Il primo effetto positivo è stato lo sblocco di 137 miliardi di euro di fondi europei, di cui 35 per il 2025. Proprio i fondi europei – 232 miliardi tra il 2004 e il 2022 – di cui la Polonia ha usufruito dal suo ingresso nell’Unione hanno permesso, secondo l’Istituto economico polacco, una crescita del Pil più alta del 40% rispetto a quella stimata senza l’adesione.

Miniere e investimenti

Varsavia vuole attrarre almeno 650 miliardi di zloty (155 miliardi di euro) di investimenti all’anno in settori chiave, come la logistica, l’energia verde e l’intelligenza artificiale. Sono previsti la costruzione di un porto per container a Swinoujscie, sul Mar Baltico, e, entro il 2032, 43 miliardi di euro per lo sviluppo e il rinnovamento della rete ferroviaria. Altro obiettivo del governo è triplicare la movimentazione di merci nei porti entro il 2030.

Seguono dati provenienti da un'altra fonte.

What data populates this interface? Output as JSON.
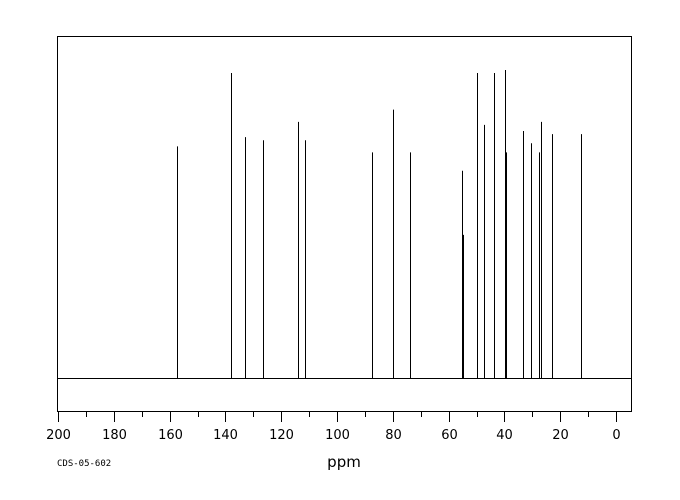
{
  "chart_data": {
    "type": "line",
    "title": "",
    "xlabel": "ppm",
    "ylabel": "",
    "xlim": [
      200,
      -5
    ],
    "x_reversed": true,
    "grid": false,
    "legend": "none",
    "x_ticks": [
      200,
      180,
      160,
      140,
      120,
      100,
      80,
      60,
      40,
      20,
      0
    ],
    "peaks": [
      {
        "ppm": 157.5,
        "intensity": 0.76
      },
      {
        "ppm": 138.0,
        "intensity": 1.0
      },
      {
        "ppm": 132.8,
        "intensity": 0.79
      },
      {
        "ppm": 126.7,
        "intensity": 0.78
      },
      {
        "ppm": 113.9,
        "intensity": 0.84
      },
      {
        "ppm": 111.6,
        "intensity": 0.78
      },
      {
        "ppm": 87.4,
        "intensity": 0.74
      },
      {
        "ppm": 79.8,
        "intensity": 0.88
      },
      {
        "ppm": 74.0,
        "intensity": 0.74
      },
      {
        "ppm": 55.1,
        "intensity": 0.68
      },
      {
        "ppm": 54.9,
        "intensity": 0.47
      },
      {
        "ppm": 49.9,
        "intensity": 1.0
      },
      {
        "ppm": 47.4,
        "intensity": 0.83
      },
      {
        "ppm": 43.8,
        "intensity": 1.0
      },
      {
        "ppm": 39.8,
        "intensity": 1.01
      },
      {
        "ppm": 39.3,
        "intensity": 0.74
      },
      {
        "ppm": 33.3,
        "intensity": 0.81
      },
      {
        "ppm": 30.4,
        "intensity": 0.77
      },
      {
        "ppm": 27.5,
        "intensity": 0.74
      },
      {
        "ppm": 27.0,
        "intensity": 0.84
      },
      {
        "ppm": 23.0,
        "intensity": 0.8
      },
      {
        "ppm": 12.6,
        "intensity": 0.8
      }
    ]
  },
  "footer": {
    "code": "CDS-05-602"
  }
}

Un settore rilevante per l’industria è quello dell’estrazione e della produzione di rame. In Europa la Polonia è seconda solo alla Russia per la produzione, con circa 600mila tonnellate annue provenienti principalmente dalle miniere della Bassa Slesia. Il rame, imprescindibile per la transizione green e per lo sviluppo tecnologico, già oggi rappresenta tra i 3 e i 5 miliardi di euro di export all’anno, di cui un quarto verso la Germania. Dal punto di vista dell’approvvigionamento energetico, poi, la Polonia, per sopperire alla mancanza del gas russo, ha pianificato un investimento da 1,2 miliardi per la costruzione di una nuova centrale nucleare. Ferreo atlantismo, sostegno incondizionato alla causa ucraina ed europeismo. Questi i mantra del governo Tusk, senza dimenticare la creazione di un grande esercito moderno. I latini dicevano: ‘Si vis pacem, para bellum’. Se vuoi la pace, preparati alla guerra. Detto che i polacchi hanno preso molto sul serio.